De ce fait, l'artiste n'a plus de problèmes financiers, il nourrit sa
famille qui vit dans l'aisance. Au contraire, Gée devait subir des
sacrifices dans la voie que Conrad avait choisie. Une voie qui ne
garantissait pas au peintre d'atteindre au génie (la misère n'est pas
pourvoyeuse de génie). Puisqu'élever sa famille est aussi une
obligation morale, où se situe le devoir pour un peintre ? Quand
sert-il sa vocation et quand se renferme-t-il dans l'égoïsme ?
Tout devoir d'état est exigeant.
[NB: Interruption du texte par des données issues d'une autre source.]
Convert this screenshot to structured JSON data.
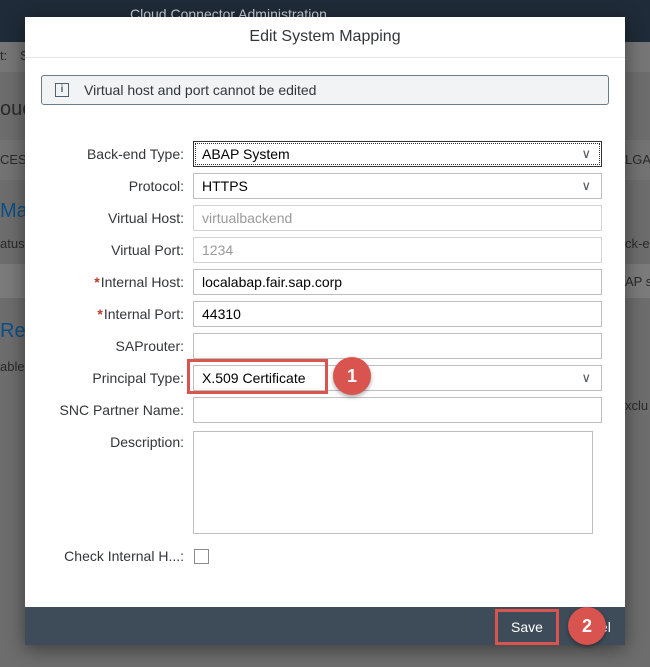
{
  "background": {
    "app_title": "Cloud Connector Administration",
    "frag_left_1": "t:",
    "frag_left_2": "S",
    "frag_heading_1": "ouc",
    "frag_tab": "CESS",
    "frag_heading_2": "Map",
    "frag_status": "atus",
    "frag_heading_3": "Reso",
    "frag_table": "able",
    "frag_right_tab": "LGAT",
    "frag_right_1": "ck-e",
    "frag_right_2": "AP s",
    "frag_right_3": "xclu"
  },
  "dialog": {
    "title": "Edit System Mapping",
    "info_text": "Virtual host and port cannot be edited",
    "info_icon": "info-icon",
    "fields": {
      "backend_type": {
        "label": "Back-end Type:",
        "value": "ABAP System"
      },
      "protocol": {
        "label": "Protocol:",
        "value": "HTTPS"
      },
      "virtual_host": {
        "label": "Virtual Host:",
        "value": "virtualbackend"
      },
      "virtual_port": {
        "label": "Virtual Port:",
        "value": "1234"
      },
      "internal_host": {
        "label": "Internal Host:",
        "value": "localabap.fair.sap.corp",
        "required": "*"
      },
      "internal_port": {
        "label": "Internal Port:",
        "value": "44310",
        "required": "*"
      },
      "saprouter": {
        "label": "SAProuter:",
        "value": ""
      },
      "principal_type": {
        "label": "Principal Type:",
        "value": "X.509 Certificate"
      },
      "snc_partner": {
        "label": "SNC Partner Name:",
        "value": ""
      },
      "description": {
        "label": "Description:",
        "value": ""
      },
      "check_internal_host": {
        "label": "Check Internal H...:",
        "checked": false
      }
    },
    "footer": {
      "save_label": "Save",
      "cancel_tail": "el"
    }
  },
  "annotations": {
    "badge_1": "1",
    "badge_2": "2",
    "highlight_color": "#d9534f"
  }
}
Celui d'artiste est, en plus,
difficile à discerner.
Une éclaircie à travers ces vicissitudes fut le séjour à la fin d’avril et début mai chez Chris et Hetty de Moor (1) à Préfleury, à deux pas de Talou,
dans une maison dont l’installation avait bénéficié des conseils et
soins de Conrad lorsqu’ils l’avaient achetée en 1921. Ce furent de
délicieux moments pour les deux ménages et aussi pour Titanne (2)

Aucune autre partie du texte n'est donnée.